SSRI use during pregnancy is associated with fetal abnormalitiesBMJ 2006; 333 doi: https://doi.org/10.1136/bmj.333.7573.824-d (Published 19 October 2006) Cite this as: BMJ 2006;333:824
Women who take selective serotonin reuptake inhibitors (SSRIs) during early pregnancy may increase the risk of having a child with a congenital malformation, a new study reports. However, the researchers say that it is not clear whether the increased risk is due to the drugs themselves or to other factors related to the women's underlying disease.
The research, which was published online ahead of print publication in Epidemiology on 4 October, showed that women who took an SSRI during the second or third month of pregnancy had nearly twice the risk of having children with congenital malformations as women who took no SSRI during pregnancy (www.epidem.com, doi: 10.1097/01.ede.0000239581.76793.ae).
No increased risk was found among women who used other types of antidepressants or among women who were prescribed SSRIs in late pregnancy.
“Our data indicate a moderately increased risk of congenital malformations associated with prenatal exposure to SSRIs,” write the authors, from Aarhus University Hospital in Denmark. “Further studies are needed to confirm this risk and to clarify whether the risk is attributable to the drugs themselves, to underlying psychiatric disease, or to other confounding factors.”
They say that the safety of taking SSRIs during pregnancy is an important public health concern but that data on teratogenicity in humans is limited because of small sample sizes.
Among 151 831 women who had a live birth or stillbirth during the study period, 1051 women (0.7%) redeemed a prescription for an SSRI in early pregnancy (the authors included the period from 30 days before conception until the end of the first trimester).

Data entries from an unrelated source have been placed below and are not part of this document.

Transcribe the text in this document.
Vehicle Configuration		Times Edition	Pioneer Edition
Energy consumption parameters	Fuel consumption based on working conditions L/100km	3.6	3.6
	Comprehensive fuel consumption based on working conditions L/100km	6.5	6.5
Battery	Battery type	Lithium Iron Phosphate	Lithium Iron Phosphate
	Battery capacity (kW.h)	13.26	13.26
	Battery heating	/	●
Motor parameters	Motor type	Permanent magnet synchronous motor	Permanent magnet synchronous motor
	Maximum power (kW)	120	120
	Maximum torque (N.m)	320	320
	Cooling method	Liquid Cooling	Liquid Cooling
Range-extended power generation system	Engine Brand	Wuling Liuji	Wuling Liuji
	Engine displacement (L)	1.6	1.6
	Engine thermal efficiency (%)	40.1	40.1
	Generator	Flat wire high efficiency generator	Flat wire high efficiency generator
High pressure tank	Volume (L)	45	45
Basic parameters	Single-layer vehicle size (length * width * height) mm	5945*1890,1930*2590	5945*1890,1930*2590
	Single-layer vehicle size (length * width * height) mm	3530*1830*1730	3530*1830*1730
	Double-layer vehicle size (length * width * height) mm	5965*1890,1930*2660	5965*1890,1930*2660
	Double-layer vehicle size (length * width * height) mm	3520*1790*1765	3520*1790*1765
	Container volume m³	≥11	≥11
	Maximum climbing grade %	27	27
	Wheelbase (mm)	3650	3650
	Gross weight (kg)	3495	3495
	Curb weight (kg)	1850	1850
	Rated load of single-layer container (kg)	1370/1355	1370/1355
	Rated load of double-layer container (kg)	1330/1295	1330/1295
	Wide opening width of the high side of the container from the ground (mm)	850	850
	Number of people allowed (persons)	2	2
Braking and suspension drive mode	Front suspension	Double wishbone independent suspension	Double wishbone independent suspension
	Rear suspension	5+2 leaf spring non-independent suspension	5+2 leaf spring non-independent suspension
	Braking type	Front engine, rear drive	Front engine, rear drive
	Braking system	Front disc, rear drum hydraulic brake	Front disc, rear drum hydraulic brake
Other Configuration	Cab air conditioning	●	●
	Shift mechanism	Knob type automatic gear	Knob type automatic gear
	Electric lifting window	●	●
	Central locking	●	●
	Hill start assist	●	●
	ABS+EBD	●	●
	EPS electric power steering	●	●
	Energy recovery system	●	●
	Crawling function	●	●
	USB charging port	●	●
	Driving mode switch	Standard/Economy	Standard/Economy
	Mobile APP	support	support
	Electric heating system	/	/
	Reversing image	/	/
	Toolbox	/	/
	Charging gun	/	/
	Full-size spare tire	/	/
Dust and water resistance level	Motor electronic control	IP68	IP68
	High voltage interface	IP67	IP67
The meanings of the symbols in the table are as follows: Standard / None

Of these, 453 women (0.3%) redeemed their prescription during the second or third month of pregnancy.
The results showed that the 150 780 women with no SSRI prescription gave birth to 5112 children with congenital malformations (3.4%). The 1051 women who redeemed a prescription for an SSRI any time during early pregnancy gave birth to 51 children with congenital malformations (4.9%) (adjusted relative risk 1.34 (95% confidence interval 1 to 1.79)). The 453 women who redeemed a prescription for an SSRI during the second or third month of pregnancy gave birth to 31 children with congenital malformations (6.8%) (adjusted relative risk 1.84 (1.25 to 2.71)).
Most of the malformations among the children of women who redeemed an SSRI prescription in early pregnancy were cardiovascular (29%), muscle and bone (31%), or digestive (14%) malformations.
The authors say it is unclear whether the effects were caused by the SSRIs or were due to factors related to the underlying disease. They say that no evidence was shown that the association was specific to any particular malformation that may point to serotonin itself having some kind of effect.
“The nonspecific increase in risks in our study could support a theory of generalised serotonin-mediated effect on malformations,” they wrote. “The specific SSRIs do not share chemical structures, and it has been speculated that any teratogenicity may be explained by serotonin-mediated effects on the embryonic development.”